Advisors are faced with a large universe of ETFs that slice and dice the markets in what are often unusual ways. That universe shows no signs of contracting as more than 1,300 ETFs are currently in registration.

However, not all of them will come public in 2016; in fact many will never see the light of day.

Among the potential ETF products being considered for market are dozens that are dividend oriented. Several, including offerings from Columbia Management (Columbia Dividend Income) and Eaton Vance (Eaton Vance Global Dividend Income ETMF), will feature active management. As with traditional mutual funds, advisors will have to decide if managers can add value, or simply add cost.

Even when an ETF is based on an index, that's no guarantee that you will know all the rules for a stock's inclusion.

For example, ETF Series Solutions plans to launch the Zacks Sustainable Dividend ETF, which starts with a list of the 1,500 largest U.S. dividend payers.
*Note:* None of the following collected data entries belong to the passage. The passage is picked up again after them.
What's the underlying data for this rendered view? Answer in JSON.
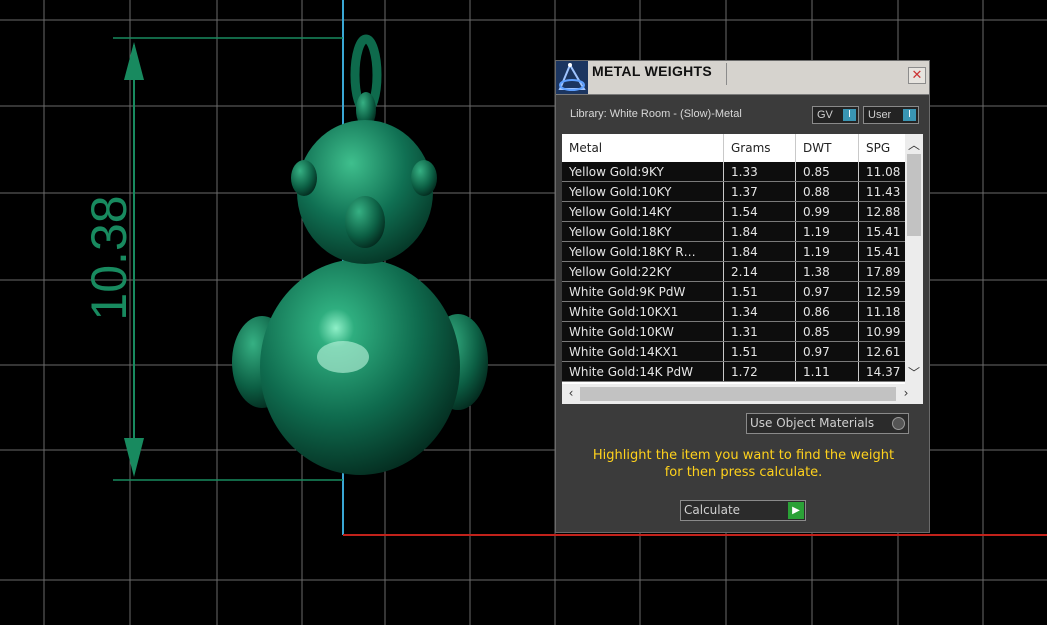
{
  "viewport": {
    "dimension_value": "10.38",
    "model_color": "#0f6b4e",
    "grid_color": "#6a6a6a",
    "dimension_color": "#188a5f",
    "axis_x_color": "#c2221b",
    "axis_y_color": "#3aa7d4"
  },
  "dialog": {
    "title": "METAL WEIGHTS",
    "close_glyph": "✕",
    "library_label": "Library: White Room - (Slow)-Metal",
    "gv_label": "GV",
    "user_label": "User",
    "toggle_glyph": "I",
    "table": {
      "headers": [
        "Metal",
        "Grams",
        "DWT",
        "SPG"
      ],
      "rows": [
        [
          "Yellow Gold:9KY",
          "1.33",
          "0.85",
          "11.08"
        ],
        [
          "Yellow Gold:10KY",
          "1.37",
          "0.88",
          "11.43"
        ],
        [
          "Yellow Gold:14KY",
          "1.54",
          "0.99",
          "12.88"
        ],
        [
          "Yellow Gold:18KY",
          "1.84",
          "1.19",
          "15.41"
        ],
        [
          "Yellow Gold:18KY R…",
          "1.84",
          "1.19",
          "15.41"
        ],
        [
          "Yellow Gold:22KY",
          "2.14",
          "1.38",
          "17.89"
        ],
        [
          "White Gold:9K PdW",
          "1.51",
          "0.97",
          "12.59"
        ],
        [
          "White Gold:10KX1",
          "1.34",
          "0.86",
          "11.18"
        ],
        [
          "White Gold:10KW",
          "1.31",
          "0.85",
          "10.99"
        ],
        [
          "White Gold:14KX1",
          "1.51",
          "0.97",
          "12.61"
        ],
        [
          "White Gold:14K PdW",
          "1.72",
          "1.11",
          "14.37"
        ]
      ]
    },
    "use_materials_label": "Use Object Materials",
    "hint_line1": "Highlight the item you want to find the weight",
    "hint_line2": "for then press calculate.",
    "calculate_label": "Calculate",
    "calculate_glyph": "▶"
  }
}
As the prospectus notes: "The universe is then narrowed and ranked using a proprietary, quantitative rules-based methodology developed by Zacks Investment Research, Inc."

If you don't want active management or a fund based on a "secret sauce" index, there are still dozens of dividend-oriented ETFs that could come to market in the months ahead.

Here are four worth a closer look when they arrive:

  • BlackRock is expected to launch the iShares MSCI USA High Dividend Yield Index Fund. The underlying index is weighted by market capitalization and component stocks must have yields at least 30% higher than the yield of the MSCI USA Index at the time of inclusion. What makes this fund interesting is that there is a dividend-growth factor married to the higher yield requirement: To be eligible for the index, a stock must have five-year non-negative per-share dividend growth.
  • Guggenheim Funds plans to offer an ETF that weights the Dow Jones Industrial Average by yield. It will feature the same stocks as the traditional Dow (they all pay dividends), but the Dow Jones Industrial Average Dividend ETF will avoid the regular benchmark's price weighting. That means the largest position in the dividend version will be Verizon Communications. Goldman Sachs is the biggest stock in the regular Dow.

The downside: It's still only 30 stocks.

  • The ProShares MSCI Emerging Markets Dividend Masters ETF is designed to temper some of the customary swings in EM by requiring index members to have at least seven consecutive years of dividend increases. The fund will hold a minimum of 40 stocks that will be equally weighted. Sector and country caps are imposed. If there are fewer than 40 stocks when caps are in place, the fund will include issues with shorter dividend growth histories.
  • The SPDR S&P Global Dividend ETF will be based on the S&P Global Dividend Aristocrats Index. That benchmark includes stocks in the S&P Global Broad Market Index that have had increasing or stable dividends for at least 10 years. The Aristocrats must also have a float-adjusted market cap of at least $1 billion, average daily trading volume of $5 million, and must pay out less than earnings. In addition, no stock yielding more than 10% is included. The portfolio will include 100 stocks and there are caps to guard against country and sector concentration.

Why give these and similar potential funds consideration? Advisors can look at it at as prep work for knowing which funds may rise above the competition. Back in the 1980s, a regional brokerage firm issued an annual list of favored stocks. What made the list unique was that all of the companies were domiciled in states near the brokerage firm's headquarters.
Was that astute investing or just a marketing gimmick? That's where the research back then could have paid off.